Questions: When is Sydney maps coming? They are very tied to data format ... and Sydney maps don't' come in that format. working to remove that, early next year. where can you get Aussie map data? sensis, map data sciences. all comes from the government in some form.

Different grid systems around the world? No cartographers on the team really. In japan, use different datum; lat/long use different views of ovalness of the earth. datums need to be normalised.

How make money? Haven't settled on that just yet. Google figures users == money; not sure how but something will come up. Advertisements is obvious for "local search" stuff.

API via c++? no, web is focus.

Satellite tile age? higher == fresher. Google Earth looks after imagery; new Sydney about 6 months.
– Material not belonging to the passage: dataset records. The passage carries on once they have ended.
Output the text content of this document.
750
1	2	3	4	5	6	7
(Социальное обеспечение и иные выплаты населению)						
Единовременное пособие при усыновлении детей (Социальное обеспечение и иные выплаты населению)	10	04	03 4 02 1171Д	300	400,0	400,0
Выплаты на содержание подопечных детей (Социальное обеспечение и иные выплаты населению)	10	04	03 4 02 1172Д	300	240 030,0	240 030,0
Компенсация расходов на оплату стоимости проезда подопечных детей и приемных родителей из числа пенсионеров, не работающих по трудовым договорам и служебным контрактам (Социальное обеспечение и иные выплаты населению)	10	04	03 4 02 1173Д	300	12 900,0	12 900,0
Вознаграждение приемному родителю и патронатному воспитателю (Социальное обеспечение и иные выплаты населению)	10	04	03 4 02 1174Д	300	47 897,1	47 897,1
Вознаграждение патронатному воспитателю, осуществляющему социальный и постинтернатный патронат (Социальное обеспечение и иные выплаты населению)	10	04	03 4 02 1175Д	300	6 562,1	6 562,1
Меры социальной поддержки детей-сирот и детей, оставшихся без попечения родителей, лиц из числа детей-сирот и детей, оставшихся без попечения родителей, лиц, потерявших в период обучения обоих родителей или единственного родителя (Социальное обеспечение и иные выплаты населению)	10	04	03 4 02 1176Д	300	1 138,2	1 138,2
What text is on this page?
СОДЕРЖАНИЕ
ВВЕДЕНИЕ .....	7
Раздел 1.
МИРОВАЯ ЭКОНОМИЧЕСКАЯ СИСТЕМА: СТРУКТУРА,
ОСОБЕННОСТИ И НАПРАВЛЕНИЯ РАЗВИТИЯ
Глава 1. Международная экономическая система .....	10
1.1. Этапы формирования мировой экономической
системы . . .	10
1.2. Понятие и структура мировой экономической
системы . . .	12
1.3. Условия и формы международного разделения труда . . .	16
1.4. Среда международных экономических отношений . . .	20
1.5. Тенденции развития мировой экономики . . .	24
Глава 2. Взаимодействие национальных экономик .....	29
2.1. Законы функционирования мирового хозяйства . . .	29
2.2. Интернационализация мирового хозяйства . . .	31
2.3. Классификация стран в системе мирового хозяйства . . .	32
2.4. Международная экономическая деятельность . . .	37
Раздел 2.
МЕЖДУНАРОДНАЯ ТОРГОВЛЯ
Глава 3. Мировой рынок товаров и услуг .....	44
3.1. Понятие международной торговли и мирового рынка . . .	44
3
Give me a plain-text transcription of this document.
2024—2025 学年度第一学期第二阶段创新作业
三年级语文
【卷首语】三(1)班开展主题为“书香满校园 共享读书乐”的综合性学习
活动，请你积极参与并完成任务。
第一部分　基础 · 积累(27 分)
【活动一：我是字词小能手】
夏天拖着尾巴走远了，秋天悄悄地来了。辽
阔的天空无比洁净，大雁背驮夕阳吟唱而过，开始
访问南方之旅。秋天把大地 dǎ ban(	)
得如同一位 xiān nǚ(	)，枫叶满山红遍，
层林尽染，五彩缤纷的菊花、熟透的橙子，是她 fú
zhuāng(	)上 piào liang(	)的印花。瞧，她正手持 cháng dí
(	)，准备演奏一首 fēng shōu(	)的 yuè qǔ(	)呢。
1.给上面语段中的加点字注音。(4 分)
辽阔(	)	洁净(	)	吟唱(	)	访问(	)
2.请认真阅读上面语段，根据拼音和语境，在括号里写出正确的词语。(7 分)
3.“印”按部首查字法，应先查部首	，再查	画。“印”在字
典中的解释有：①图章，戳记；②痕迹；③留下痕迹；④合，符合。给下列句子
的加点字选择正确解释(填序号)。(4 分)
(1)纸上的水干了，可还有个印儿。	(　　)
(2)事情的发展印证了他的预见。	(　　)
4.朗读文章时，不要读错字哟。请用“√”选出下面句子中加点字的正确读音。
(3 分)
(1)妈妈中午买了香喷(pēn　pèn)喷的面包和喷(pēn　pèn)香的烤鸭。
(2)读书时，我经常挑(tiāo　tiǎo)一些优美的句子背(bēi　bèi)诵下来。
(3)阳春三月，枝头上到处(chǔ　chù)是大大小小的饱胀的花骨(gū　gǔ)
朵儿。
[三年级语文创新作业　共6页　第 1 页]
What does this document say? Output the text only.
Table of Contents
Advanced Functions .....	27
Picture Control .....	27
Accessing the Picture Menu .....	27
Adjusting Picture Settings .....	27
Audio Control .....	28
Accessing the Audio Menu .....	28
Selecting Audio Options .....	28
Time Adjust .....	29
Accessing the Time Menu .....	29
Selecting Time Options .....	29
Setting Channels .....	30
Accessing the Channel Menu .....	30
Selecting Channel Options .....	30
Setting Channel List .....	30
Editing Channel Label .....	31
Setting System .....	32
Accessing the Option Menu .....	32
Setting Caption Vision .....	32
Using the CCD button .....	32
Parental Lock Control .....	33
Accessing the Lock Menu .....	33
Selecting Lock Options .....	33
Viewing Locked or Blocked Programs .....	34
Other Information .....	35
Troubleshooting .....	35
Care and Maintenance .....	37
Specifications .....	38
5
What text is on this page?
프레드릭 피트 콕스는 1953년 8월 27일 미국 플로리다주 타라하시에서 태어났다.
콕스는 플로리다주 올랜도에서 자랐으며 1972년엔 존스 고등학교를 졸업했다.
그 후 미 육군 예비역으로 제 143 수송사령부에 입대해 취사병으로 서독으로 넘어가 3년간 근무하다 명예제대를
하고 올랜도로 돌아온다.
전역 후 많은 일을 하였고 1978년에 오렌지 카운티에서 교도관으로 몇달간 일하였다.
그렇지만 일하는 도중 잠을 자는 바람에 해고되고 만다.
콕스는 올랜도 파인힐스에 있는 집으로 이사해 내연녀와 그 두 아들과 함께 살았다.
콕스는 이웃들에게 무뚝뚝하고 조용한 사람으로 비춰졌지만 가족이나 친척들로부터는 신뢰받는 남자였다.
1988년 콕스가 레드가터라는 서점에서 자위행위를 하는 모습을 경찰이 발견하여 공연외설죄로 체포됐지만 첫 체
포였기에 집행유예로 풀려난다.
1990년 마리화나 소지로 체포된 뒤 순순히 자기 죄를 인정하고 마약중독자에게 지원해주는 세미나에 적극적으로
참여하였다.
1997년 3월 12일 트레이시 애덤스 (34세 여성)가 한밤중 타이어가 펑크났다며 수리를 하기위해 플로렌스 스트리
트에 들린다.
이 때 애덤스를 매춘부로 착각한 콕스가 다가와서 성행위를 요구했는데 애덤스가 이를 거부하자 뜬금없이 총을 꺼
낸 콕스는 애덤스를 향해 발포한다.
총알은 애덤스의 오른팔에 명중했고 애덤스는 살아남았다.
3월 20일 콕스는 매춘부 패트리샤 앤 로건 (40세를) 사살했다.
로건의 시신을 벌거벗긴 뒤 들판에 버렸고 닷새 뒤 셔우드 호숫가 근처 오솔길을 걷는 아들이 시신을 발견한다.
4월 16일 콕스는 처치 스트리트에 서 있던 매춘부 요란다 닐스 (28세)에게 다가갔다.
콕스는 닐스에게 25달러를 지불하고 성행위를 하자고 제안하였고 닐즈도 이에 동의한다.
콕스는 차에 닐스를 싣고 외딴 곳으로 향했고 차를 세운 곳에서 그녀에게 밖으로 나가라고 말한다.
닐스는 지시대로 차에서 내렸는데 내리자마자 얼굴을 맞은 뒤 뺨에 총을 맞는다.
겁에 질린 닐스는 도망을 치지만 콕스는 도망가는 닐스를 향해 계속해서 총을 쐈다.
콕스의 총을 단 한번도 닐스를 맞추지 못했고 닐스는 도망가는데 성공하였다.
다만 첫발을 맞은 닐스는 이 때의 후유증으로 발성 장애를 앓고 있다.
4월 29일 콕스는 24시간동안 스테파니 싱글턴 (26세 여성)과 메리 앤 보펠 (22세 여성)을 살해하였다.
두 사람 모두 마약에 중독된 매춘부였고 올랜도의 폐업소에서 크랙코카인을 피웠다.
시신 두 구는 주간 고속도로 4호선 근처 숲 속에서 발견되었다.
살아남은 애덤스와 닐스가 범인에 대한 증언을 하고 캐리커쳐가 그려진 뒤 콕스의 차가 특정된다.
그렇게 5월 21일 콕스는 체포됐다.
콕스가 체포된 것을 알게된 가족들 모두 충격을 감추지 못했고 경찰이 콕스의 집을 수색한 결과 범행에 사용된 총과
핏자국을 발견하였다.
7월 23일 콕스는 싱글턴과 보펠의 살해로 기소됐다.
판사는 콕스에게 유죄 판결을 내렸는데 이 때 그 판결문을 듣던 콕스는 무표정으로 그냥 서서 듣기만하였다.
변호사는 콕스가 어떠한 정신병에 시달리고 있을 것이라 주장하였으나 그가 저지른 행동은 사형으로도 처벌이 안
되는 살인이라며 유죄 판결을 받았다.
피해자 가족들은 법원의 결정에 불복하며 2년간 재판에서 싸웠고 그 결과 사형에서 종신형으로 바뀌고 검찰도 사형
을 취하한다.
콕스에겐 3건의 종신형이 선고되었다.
Imagery has a "novelty" feel; big hits when first released but users don't always come back.

Censorship of photos: have to respect.

Obfuscated javascript? makes code smaller. time to download is now in seconds, needs to be milliseconds.

Government fudging? Not that he knows about ...

Projections of tiles? New different ones on the way, maybe. Night satellite, etc. winter/summer etc. geological features, historical maps. Have the data any maybe one day.

Disputed borders: no easy answers. Chinese laws say you can't move maps out of the country; but they do have maps on servers in China. Might have to present different things to different users.